Robert Kuttner is the author of several books dealing with labor and economic theory, and his support of a liberal agenda. Kuttner has also appeared as a periodic commentator on National Public Radio, The Newshour With Jim Lehrer, Firing Line, Crossfire, and numerous other public affairs and debate programs. Kuttner is also the co-founder and editor in-chief of The American Prospect magazine, and has served in several capacities within the federal government.
On September 10, 2008, Kuttner appeared on Sean Hannity’s program, and there was a heated exchange over Kuttner’s assessment of the economy, with Hannity saying that Kuttner was “spewing garbage” by portraying the economy as being in dire straits.
Kuttner’s book,
The Squandering of America: How the Failure of Our Politics Undermines Our Prosperity
(released in November,2007) forecast the current financial crisis. The book presents many statistics relating to economic conditions, and how the middle class standard of living has declined in recent years. The numbers are presented in a very readable way, and contain many unpleasant surprises. Tax loads are shifting to the middle class; during the LBJ era, corporations paid 4% of GDP, now it’s just over 1%.
Over the past three decades, America’s GDP has nearly doubled and unemployment is fairly low. But, most of the economic gains have gone to the top 10%, and more yet to the top 1%. Kuttner notes that, contrary to the belief that the most successful in today’s economy have earned their wealth, it is often the result of abuse of power – crony boards of directors, tax-encouraged financial engineering (hedge funds), and others reaping the benefit of lobbyists; not “the Market”.
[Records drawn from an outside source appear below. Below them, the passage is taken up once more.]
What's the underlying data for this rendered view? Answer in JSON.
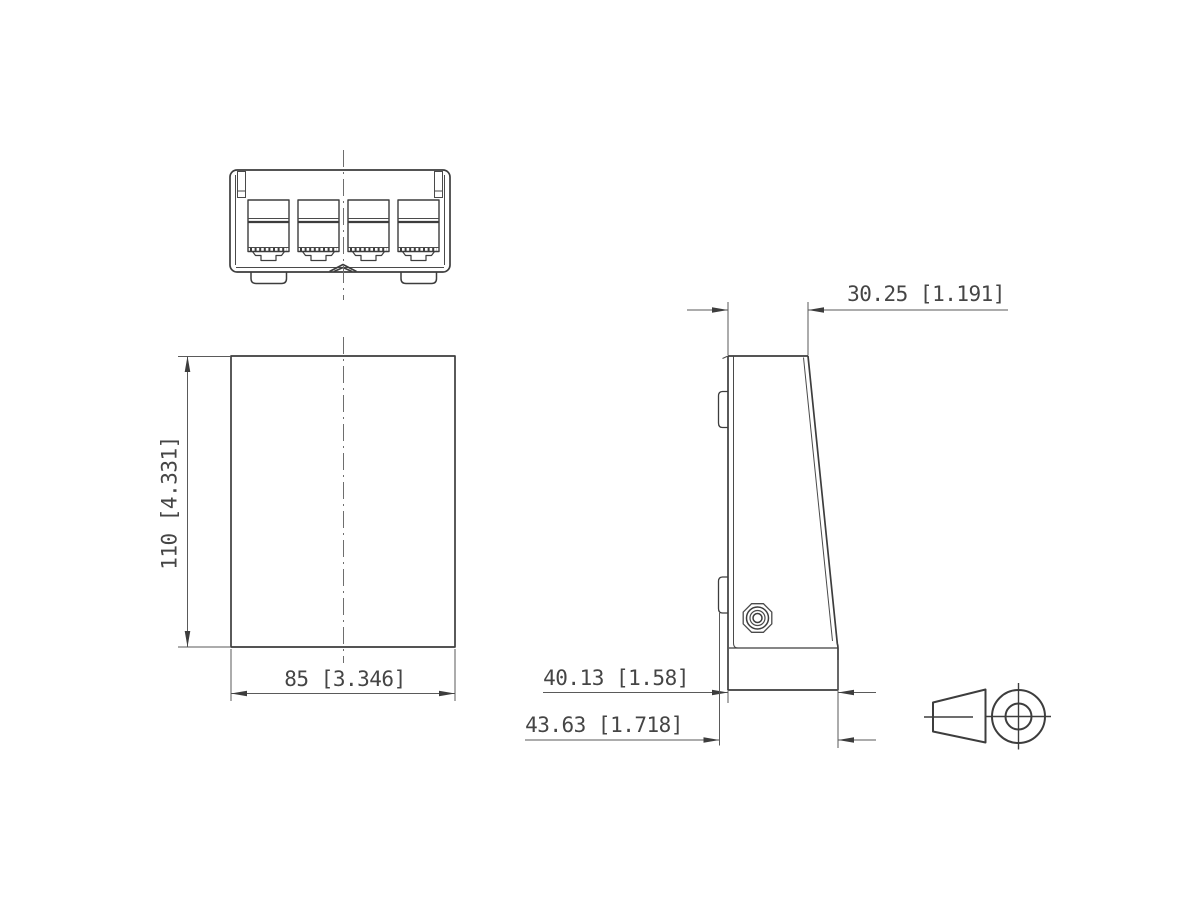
{
  "colors": {
    "background": "#ffffff",
    "line": "#3d3d3d",
    "dim_line": "#5a5a5a",
    "text": "#454545"
  },
  "dimensions": {
    "front_width": "85 [3.346]",
    "front_height": "110 [4.331]",
    "side_top_depth": "30.25 [1.191]",
    "side_body_depth": "40.13 [1.58]",
    "side_overall_depth": "43.63 [1.718]"
  },
  "icons": {
    "projection_symbol": "first-angle-projection-icon"
  }
}
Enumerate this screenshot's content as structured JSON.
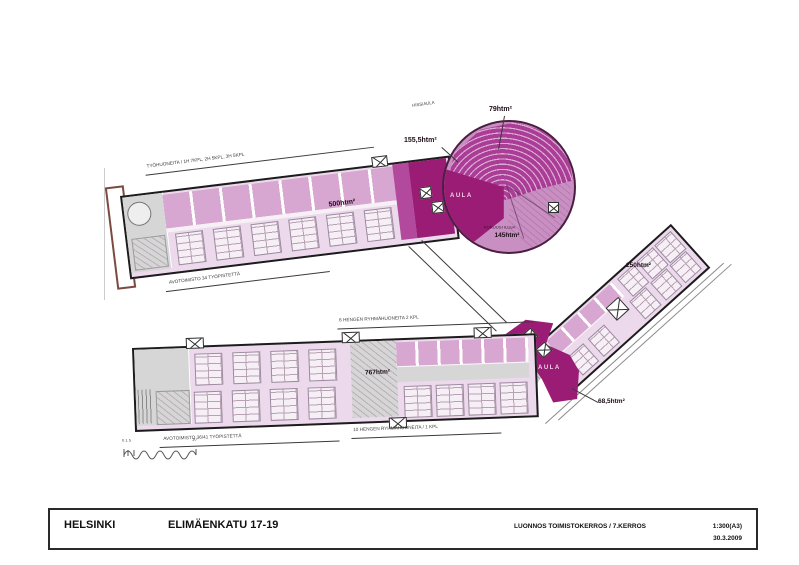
{
  "title_block": {
    "city": "HELSINKI",
    "address": "ELIMÄENKATU 17-19",
    "drawing_title": "LUONNOS TOIMISTOKERROS / 7.KERROS",
    "scale": "1:300(A3)",
    "date": "30.3.2009"
  },
  "plan": {
    "north_wing": {
      "area_label": "500htm²",
      "rooms_note": "TYÖHUONEITA / 1H 7KPL, 2H 5KPL, 3H 5KPL",
      "open_office_note": "AVOTOIMISTO 34 TYÖPISTETTÄ"
    },
    "rotunda": {
      "auditorium_area": "79htm²",
      "core_area": "155,5htm²",
      "lobby": "AULA",
      "meeting_note": "KOKOUSTILOJA",
      "meeting_area": "145htm²",
      "elevator_note": "HISSIAULA"
    },
    "east_wing": {
      "area_label": "250htm²",
      "terrace_area": "68,5htm²"
    },
    "south_wing": {
      "area_label": "767htm²",
      "lobby": "AULA",
      "group_rooms_note": "6 HENGEN RYHMÄHUONEITA 2 KPL",
      "open_office_note": "AVOTOIMISTO 36/41 TYÖPISTETTÄ",
      "group_rooms_note_2": "10 HENGEN RYHMÄHUONEITA / 1 KPL"
    },
    "scale_bar": {
      "left_ticks": "0 1 5",
      "right_tick": "10"
    }
  }
}
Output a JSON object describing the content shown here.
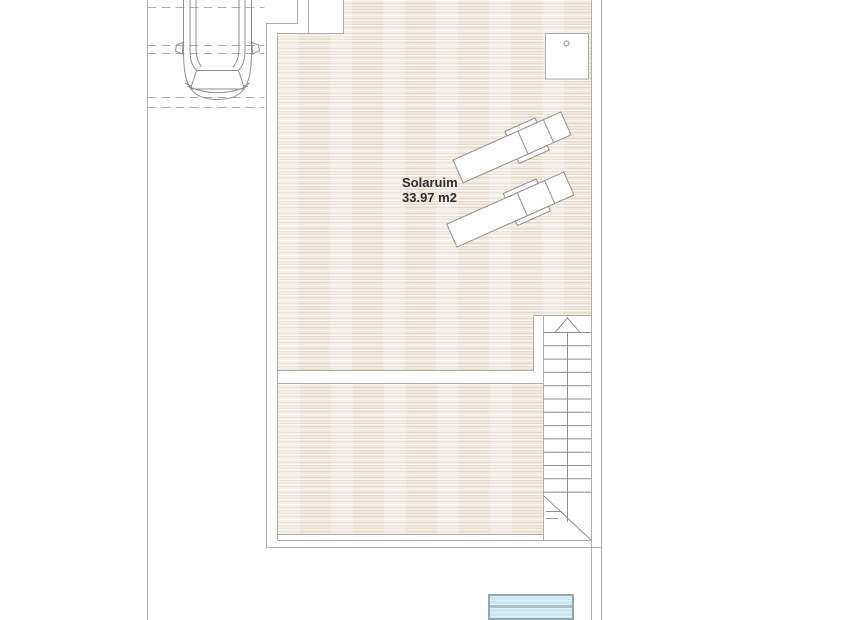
{
  "floorplan": {
    "room": {
      "name": "Solaruim",
      "area": "33.97 m2"
    },
    "elements": {
      "car": "car-plan-icon",
      "parking": "parking-dashed-lines",
      "sun_lounger": "sun-lounger-icon",
      "staircase": "staircase",
      "stair_direction": "stair-up-arrow-icon",
      "equipment_box": "rooftop-equipment-box",
      "pool": "swimming-pool"
    },
    "colors": {
      "line": "#adadad",
      "detail": "#8f8f8f",
      "deck_base": "#efe8de",
      "deck_stripe_dark": "#e3dacb",
      "deck_stripe_light": "#faf7f2",
      "pool_fill": "#cde7f0",
      "pool_stripe": "#e0f0f6",
      "pool_band": "#a6c3cb",
      "pool_border": "#8fa9b2",
      "text": "#2d2d2d"
    }
  }
}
Kuttner sees both Republican and Democrat leaders tied to big business, with policies that enrich those at the top while undermining the lower 80%. Too many voters fail to become informed and vote, and are distracted by issues such as patriotism and homophobia. Kuttner believes that around 1980, with the election of Ronald Reagan, political power shifted from ordinary citizens to financial elites. The financial deregulation that followed has created many of the speculative excesses we’ve seen, and are experiencing now. Kuttner argues that a more managed form of capitalism is required, not only in finance, but also in foreign trade.
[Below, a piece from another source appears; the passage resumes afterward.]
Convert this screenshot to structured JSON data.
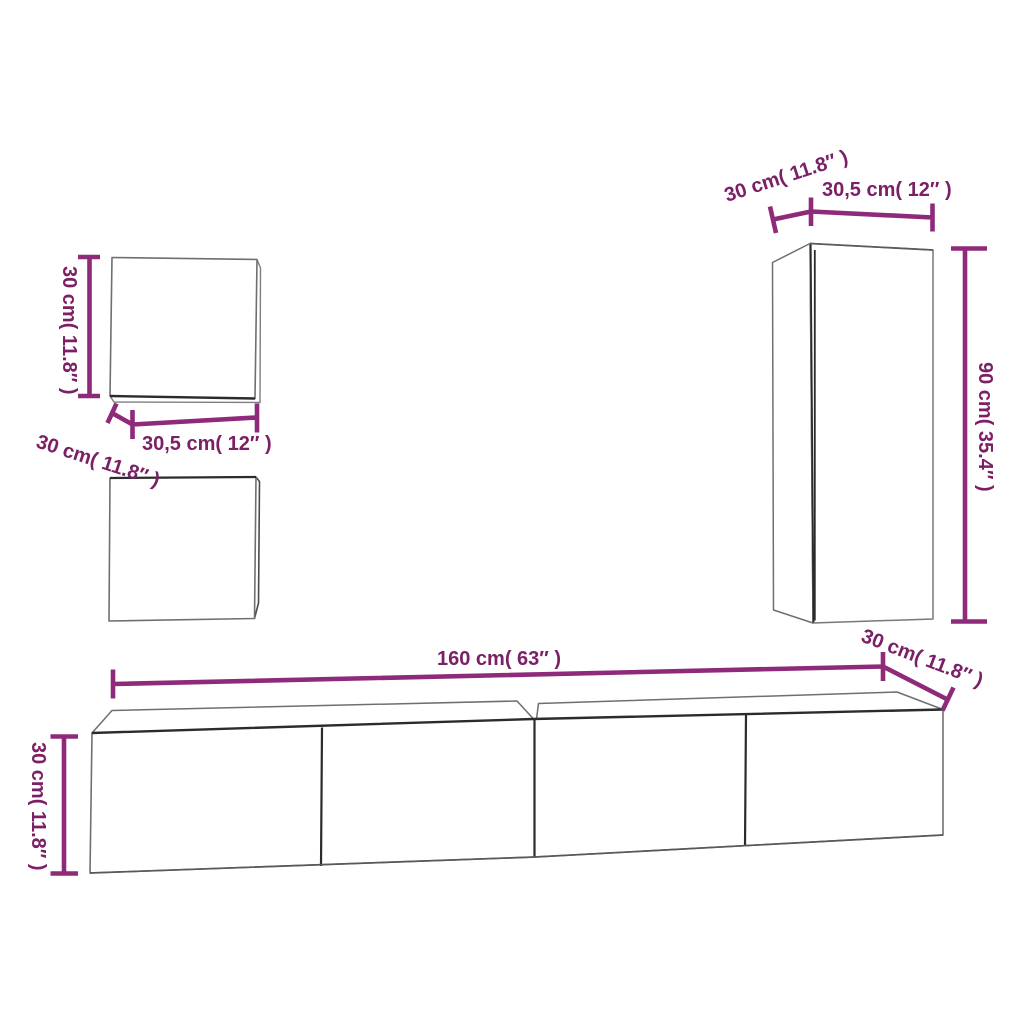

Kuttner offers arguments that proper regulation of markets does not damage prosperity, but leads to greater stability and wider dispersion of gains. He compares the Great Depression, which was preceded by an almost religious belief in “self-regulating markets”, with the same mantras repeated today, with similar results. Kuttner also names names of the architects of the financial debacle we are living through today.